Was ist das für ein "seliger" Pfarrer, der einen Sterbenden zwingt, seine Liebe, seine Frau, vor Gott und den Menschen zu verraten, nur um ihn mit der Kirche zu versöhnen - von Gott ist nicht die Rede. Es wäre vor Gott auch nicht nötig gewesen! Sicher, solche Bekenntnisse waren wie das Schlagen, d.h. "Züchtigen" von Kindern, von dem ebenfalls berichtet wird, eine damals übliche Praxis. Aber noch 1985 wurde meinem katholischen Vater ein kirchliches Begräbnis verweigert, weil er (1943, ausgerechnet in Würzburg) eine evangelische Frau geheiratet hatte und seine Kinder evangelisch taufen ließ. Die Zahlung der Kirchensteuer nahm die Kirche jedoch unwidersprochen jahrelang entgegen. Der evangelische Pfarrer übernahm in christlicher Liebe den Beerdigungsgottesdienst und  die Begleitung zum Grab.  Ich will damit keineswegs die Verhaftung des Pfarrers und die KZ-Internierung rechtfertigen. Kein Mensch kam rechtmäßig in die Kerker der Gestapo oder in die KZs.  

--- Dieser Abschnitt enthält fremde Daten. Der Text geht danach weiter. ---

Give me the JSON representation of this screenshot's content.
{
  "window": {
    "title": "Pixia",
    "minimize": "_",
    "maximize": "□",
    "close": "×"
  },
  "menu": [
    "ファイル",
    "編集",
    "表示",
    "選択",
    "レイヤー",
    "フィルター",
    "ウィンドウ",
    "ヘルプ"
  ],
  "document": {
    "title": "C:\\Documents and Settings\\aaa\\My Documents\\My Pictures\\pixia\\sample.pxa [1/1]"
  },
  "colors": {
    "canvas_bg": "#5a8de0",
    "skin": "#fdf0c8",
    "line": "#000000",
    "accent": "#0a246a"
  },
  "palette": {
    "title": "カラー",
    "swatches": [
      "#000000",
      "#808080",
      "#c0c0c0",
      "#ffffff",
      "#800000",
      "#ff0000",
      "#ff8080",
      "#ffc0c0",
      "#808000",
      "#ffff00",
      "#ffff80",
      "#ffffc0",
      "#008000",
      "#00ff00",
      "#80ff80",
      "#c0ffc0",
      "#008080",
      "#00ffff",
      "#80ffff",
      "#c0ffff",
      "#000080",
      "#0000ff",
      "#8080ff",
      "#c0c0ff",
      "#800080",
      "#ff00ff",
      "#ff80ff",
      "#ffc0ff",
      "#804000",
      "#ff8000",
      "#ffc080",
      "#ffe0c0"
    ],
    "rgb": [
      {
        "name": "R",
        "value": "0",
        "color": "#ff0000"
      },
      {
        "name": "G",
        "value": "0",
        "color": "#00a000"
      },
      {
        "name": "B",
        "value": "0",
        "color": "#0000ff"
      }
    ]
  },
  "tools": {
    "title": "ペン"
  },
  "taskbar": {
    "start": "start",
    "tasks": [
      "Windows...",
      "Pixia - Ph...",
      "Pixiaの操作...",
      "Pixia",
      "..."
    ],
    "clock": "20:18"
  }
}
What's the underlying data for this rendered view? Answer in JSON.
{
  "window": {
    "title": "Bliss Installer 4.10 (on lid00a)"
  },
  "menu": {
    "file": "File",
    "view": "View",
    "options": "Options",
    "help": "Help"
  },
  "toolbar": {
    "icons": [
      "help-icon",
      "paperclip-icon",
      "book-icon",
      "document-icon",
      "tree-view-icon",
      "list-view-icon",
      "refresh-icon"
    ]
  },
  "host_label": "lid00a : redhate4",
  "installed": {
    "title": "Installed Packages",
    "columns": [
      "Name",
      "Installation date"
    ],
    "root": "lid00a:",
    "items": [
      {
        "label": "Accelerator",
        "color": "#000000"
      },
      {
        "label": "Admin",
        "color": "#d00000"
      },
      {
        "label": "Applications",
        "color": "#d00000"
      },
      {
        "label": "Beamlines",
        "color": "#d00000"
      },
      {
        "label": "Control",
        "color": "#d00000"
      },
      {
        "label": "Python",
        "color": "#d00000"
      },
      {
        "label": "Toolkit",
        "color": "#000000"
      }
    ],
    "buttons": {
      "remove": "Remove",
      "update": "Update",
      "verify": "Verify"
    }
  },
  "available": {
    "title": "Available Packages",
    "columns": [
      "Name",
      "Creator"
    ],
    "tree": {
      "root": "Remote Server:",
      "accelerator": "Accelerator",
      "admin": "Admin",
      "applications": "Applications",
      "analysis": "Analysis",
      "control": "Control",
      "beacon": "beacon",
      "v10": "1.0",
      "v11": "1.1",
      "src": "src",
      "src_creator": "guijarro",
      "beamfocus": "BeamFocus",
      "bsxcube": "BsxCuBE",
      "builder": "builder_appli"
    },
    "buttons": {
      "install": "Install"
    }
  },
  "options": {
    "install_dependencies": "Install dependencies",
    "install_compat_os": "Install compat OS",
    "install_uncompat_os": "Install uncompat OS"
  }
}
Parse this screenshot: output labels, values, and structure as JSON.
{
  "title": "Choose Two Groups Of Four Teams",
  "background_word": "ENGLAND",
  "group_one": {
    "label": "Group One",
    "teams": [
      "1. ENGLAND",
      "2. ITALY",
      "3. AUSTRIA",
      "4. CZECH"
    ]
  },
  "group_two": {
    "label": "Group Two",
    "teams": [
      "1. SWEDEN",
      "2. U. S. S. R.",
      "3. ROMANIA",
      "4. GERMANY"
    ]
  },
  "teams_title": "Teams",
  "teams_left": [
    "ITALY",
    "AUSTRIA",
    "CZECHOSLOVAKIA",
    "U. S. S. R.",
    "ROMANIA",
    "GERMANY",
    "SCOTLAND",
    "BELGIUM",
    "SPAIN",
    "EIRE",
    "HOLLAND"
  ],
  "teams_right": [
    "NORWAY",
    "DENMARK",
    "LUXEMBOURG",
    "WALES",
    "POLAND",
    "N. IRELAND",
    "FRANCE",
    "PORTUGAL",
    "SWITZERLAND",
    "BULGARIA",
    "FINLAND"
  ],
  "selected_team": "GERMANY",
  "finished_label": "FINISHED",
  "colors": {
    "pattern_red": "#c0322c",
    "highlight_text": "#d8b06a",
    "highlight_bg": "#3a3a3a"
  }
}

Das Schlimme bei dem Seligsprechungsverfahren ist jedoch, daß nicht einem der heutigen Würdenträger das Ungeheuerliche dieses erzwungenen Liebesverrats aufdämmert. Hier herrscht nicht der Gott der Liebe, sondern der Gott der Macht und des Verrats - nicht der liebende Jesus ist die Leitfigur der Kirche, sondern Judas, der Verräter. Liebe, Frauen und Kinder zählen in der Kirche auch heute noch keinen Deut. Erst der Druck der Öffentlichkeit machte den Kirchenoberen das Schändliche der Päderastie bewußt.  Offensichtlich braucht die Kirche noch immer den Druck von außen, um auch den verratenen Frauen, Männern und Liebenden Gerechtigkeit werden zu lassen.